With the risk of default increasing every day, former finance minister Miftah Ismail has repeatedly stated that the country may default in the absence of the IMF programme.
Meanwhile, the rupee kept gradually shedding its value and closed over Rs230.15 to a dollar on Monday – a figure that has become symbolic as the dollar is not available at this rate in the open market. The gap between the inter-bank rate and the black-market rate has become as wide as Rs25 to Rs30 per dollar.
The SBP governor hoped that when the IMF review is complete, and the inflows come in, the market sentiment will improve and the gap in the different rates being offered will end.

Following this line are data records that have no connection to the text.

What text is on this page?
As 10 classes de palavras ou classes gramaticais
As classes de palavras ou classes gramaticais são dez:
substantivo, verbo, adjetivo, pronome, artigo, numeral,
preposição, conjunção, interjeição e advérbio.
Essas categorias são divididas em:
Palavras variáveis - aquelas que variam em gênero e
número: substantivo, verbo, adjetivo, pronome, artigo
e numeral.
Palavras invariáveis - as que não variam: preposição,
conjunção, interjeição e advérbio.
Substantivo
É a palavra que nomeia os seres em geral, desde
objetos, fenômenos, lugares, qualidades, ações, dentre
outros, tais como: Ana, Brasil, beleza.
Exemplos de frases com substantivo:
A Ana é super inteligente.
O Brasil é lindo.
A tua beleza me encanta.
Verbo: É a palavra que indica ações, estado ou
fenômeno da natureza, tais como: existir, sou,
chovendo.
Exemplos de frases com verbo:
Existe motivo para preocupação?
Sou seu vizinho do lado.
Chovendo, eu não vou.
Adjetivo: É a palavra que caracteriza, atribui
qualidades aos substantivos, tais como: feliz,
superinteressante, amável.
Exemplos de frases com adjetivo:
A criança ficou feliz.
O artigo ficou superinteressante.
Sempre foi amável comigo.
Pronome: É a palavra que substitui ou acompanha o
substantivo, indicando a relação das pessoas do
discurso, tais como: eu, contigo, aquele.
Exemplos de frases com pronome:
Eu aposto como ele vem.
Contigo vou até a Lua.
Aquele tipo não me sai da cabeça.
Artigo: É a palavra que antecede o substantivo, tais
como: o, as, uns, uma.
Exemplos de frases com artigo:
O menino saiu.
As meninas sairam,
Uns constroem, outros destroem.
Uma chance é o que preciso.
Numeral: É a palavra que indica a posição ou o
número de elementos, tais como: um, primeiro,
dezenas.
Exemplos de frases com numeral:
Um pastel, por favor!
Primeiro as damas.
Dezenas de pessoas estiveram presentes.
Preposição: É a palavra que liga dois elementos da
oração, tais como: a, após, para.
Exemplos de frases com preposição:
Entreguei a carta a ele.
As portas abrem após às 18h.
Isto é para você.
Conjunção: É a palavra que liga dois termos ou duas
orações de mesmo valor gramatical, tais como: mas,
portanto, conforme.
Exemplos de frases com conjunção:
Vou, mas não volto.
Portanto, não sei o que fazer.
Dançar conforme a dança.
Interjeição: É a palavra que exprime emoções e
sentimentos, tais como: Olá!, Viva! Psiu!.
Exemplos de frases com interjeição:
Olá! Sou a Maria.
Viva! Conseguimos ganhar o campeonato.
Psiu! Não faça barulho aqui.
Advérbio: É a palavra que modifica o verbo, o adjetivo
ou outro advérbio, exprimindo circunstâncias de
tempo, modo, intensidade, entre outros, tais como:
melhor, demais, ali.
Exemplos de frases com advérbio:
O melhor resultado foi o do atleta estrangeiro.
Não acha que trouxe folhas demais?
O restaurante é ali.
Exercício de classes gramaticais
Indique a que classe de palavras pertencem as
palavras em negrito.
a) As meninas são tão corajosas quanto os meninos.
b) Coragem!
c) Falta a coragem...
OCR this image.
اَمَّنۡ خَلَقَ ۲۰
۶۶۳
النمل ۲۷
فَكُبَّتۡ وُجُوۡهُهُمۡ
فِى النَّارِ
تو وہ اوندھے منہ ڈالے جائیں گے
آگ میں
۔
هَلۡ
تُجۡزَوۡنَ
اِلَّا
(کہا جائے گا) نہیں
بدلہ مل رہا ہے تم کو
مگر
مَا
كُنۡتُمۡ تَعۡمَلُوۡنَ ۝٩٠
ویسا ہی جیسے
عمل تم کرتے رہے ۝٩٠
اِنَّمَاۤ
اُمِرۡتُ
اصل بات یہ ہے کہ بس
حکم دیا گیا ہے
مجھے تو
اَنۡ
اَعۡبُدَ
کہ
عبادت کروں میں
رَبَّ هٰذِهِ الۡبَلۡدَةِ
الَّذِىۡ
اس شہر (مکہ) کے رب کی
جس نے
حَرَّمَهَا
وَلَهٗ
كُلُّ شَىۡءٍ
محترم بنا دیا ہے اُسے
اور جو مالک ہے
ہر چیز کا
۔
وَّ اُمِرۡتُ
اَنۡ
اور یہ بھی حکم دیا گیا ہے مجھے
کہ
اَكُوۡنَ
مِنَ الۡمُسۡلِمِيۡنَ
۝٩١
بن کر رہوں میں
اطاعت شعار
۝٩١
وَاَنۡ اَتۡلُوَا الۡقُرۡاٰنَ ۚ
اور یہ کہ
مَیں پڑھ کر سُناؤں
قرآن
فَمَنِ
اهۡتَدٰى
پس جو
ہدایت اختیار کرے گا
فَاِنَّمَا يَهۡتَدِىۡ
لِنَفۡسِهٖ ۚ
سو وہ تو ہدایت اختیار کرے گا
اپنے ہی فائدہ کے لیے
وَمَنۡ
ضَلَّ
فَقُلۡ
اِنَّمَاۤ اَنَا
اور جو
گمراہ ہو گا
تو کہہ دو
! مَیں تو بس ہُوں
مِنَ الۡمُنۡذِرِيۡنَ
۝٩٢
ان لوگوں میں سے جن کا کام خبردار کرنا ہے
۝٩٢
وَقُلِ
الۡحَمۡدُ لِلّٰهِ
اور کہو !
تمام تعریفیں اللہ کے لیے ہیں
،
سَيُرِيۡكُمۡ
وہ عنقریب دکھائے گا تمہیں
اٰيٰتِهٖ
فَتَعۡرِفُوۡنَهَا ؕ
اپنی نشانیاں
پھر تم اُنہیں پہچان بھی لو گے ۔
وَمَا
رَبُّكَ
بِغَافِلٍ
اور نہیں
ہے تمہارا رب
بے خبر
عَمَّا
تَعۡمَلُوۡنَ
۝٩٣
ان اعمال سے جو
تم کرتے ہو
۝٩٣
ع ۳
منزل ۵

At this juncture, Finance Minister Ishaq Dar on Monday left for Qatar to seek the Gulf nation’s interest in a strategic sale, offloading stakes of state-owned enterprises to raise funds. Pakistani authorities, however, have not yet been able to determine a price for any of the entities – despite ongoing negotiations with Qatar and the UAE since April last year.
While giving a breakdown of the country’s financing requirements, the SBP governor said that of the $23 billion loans to be repaid, Pakistan has already paid back $15 billion – these include the $6 billion loans rolled over.
“We have to repay $8 billion in the remaining five months of the current fiscal year. Of this, we have an understanding of $3 billion being rolled over under a bilateral facility with a country,” said Ahmad.
The SBP governor also added that Pakistan expects a bilateral commercial loan of $2.2 billion to go from its accounts and be returned. This $3 billion is to be repaid over the next five months, Ahmad said.
So far, the Chinese and non-Chinese commercial banks have stayed away from extending loans to Pakistan due to the adverse impact of the country’s junk credit rating on the balance sheets.
The government expects that it will be able to get fresh foreign commercial loans worth $1.5 billion in the current fiscal year, an assessment that may not be true without the IMF programme’s revival. Foreign commercial banks are now demanding an interest rate much higher than 10%, which the government cannot politically afford.